In the backend, after the client is persisted a ClientCreatedEvent message is sent to the StartR queue. The StartR.MessagProcessorService picks up the message and routes to the PoorMansRouter (which is a super simple router because I haven't had time to finish the real one yet). The router routes either events/commands to the proper event/command handler. In this case the router will route the ClientCreatedEvent to the ClientCreatedEventHandler and invoke its Handle() method.

A new message is created and put back onto the queue called QualifyClientCommand. This command runs qualification (it is all hard coded for the moment until I finish it to be broken up into more commands to showcase transactional http calls).
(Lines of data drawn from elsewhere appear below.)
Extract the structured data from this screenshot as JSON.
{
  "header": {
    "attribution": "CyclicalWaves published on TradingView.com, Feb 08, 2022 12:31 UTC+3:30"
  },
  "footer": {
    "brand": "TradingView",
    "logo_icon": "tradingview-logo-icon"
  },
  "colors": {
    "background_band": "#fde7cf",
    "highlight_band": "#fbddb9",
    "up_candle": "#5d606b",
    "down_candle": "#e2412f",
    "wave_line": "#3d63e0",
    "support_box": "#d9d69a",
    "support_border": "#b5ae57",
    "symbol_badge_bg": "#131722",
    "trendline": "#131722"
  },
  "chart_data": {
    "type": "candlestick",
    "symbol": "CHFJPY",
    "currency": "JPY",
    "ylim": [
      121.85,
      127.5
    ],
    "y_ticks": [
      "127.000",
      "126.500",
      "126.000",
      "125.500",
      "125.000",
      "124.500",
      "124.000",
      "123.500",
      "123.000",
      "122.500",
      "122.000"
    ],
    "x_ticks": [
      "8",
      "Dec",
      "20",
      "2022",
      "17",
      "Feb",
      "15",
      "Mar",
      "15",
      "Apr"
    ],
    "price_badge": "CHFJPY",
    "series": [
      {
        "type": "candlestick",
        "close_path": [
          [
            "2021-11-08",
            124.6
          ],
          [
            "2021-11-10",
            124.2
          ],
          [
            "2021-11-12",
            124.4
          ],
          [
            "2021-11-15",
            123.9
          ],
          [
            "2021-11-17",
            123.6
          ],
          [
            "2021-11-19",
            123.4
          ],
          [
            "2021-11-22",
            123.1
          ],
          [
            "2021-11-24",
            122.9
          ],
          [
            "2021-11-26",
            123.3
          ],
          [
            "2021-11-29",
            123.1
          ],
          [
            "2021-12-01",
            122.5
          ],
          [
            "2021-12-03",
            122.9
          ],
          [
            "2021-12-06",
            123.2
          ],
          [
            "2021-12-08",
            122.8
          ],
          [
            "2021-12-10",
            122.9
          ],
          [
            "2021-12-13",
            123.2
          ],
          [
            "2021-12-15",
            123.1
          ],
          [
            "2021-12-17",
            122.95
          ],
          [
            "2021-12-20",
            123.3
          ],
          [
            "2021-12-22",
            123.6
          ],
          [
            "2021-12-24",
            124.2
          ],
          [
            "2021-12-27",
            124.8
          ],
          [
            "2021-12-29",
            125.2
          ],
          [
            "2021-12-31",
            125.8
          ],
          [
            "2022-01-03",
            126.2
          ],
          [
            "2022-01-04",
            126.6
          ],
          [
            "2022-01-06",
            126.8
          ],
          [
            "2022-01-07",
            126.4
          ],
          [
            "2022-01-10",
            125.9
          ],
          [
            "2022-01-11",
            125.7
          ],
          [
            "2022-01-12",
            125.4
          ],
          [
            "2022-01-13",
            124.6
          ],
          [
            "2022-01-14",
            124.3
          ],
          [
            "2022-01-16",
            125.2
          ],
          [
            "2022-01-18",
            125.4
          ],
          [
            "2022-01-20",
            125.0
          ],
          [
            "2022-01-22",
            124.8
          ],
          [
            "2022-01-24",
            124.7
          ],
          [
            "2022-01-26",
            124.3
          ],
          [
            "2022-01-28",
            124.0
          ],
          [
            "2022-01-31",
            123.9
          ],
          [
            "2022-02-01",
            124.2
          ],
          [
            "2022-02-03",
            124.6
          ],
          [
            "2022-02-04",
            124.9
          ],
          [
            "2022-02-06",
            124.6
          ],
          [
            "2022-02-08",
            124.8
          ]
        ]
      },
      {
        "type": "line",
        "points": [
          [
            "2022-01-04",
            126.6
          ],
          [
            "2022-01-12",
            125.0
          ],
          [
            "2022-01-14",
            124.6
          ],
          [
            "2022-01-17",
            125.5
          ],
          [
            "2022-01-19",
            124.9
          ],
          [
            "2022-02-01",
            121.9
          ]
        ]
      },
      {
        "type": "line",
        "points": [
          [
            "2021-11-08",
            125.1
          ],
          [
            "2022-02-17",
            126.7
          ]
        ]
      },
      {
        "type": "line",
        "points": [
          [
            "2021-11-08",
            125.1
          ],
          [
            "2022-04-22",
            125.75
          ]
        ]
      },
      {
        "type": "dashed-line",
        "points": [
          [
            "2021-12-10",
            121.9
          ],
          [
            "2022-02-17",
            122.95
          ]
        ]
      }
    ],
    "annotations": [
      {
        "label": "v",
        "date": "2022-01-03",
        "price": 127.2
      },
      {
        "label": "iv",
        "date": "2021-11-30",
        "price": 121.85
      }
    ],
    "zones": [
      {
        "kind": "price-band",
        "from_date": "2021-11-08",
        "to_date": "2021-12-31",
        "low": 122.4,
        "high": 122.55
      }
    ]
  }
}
The QualifyClientCommand generates the ClientQualification and then sends that data to the StartR.SignalR queue. That data is then picked up by the StartR.PushNotificationService and using SignalR pushes the information back into Web UI. There is currently a Thread.Sleep of 3 seconds so it should take about 3 seconds after the client is created for it to show up in the Web UI page.

What's Coming

First let me say that I'm no where near done with this as it is a work in progress. The goal is to build out a full fledged little app that can showcase a variety of technologies all coming together in a unique and interesting way using a Queued Services Architecture.

If anyone finds a bug or better way to do something go for it. Get those Pull Requests in.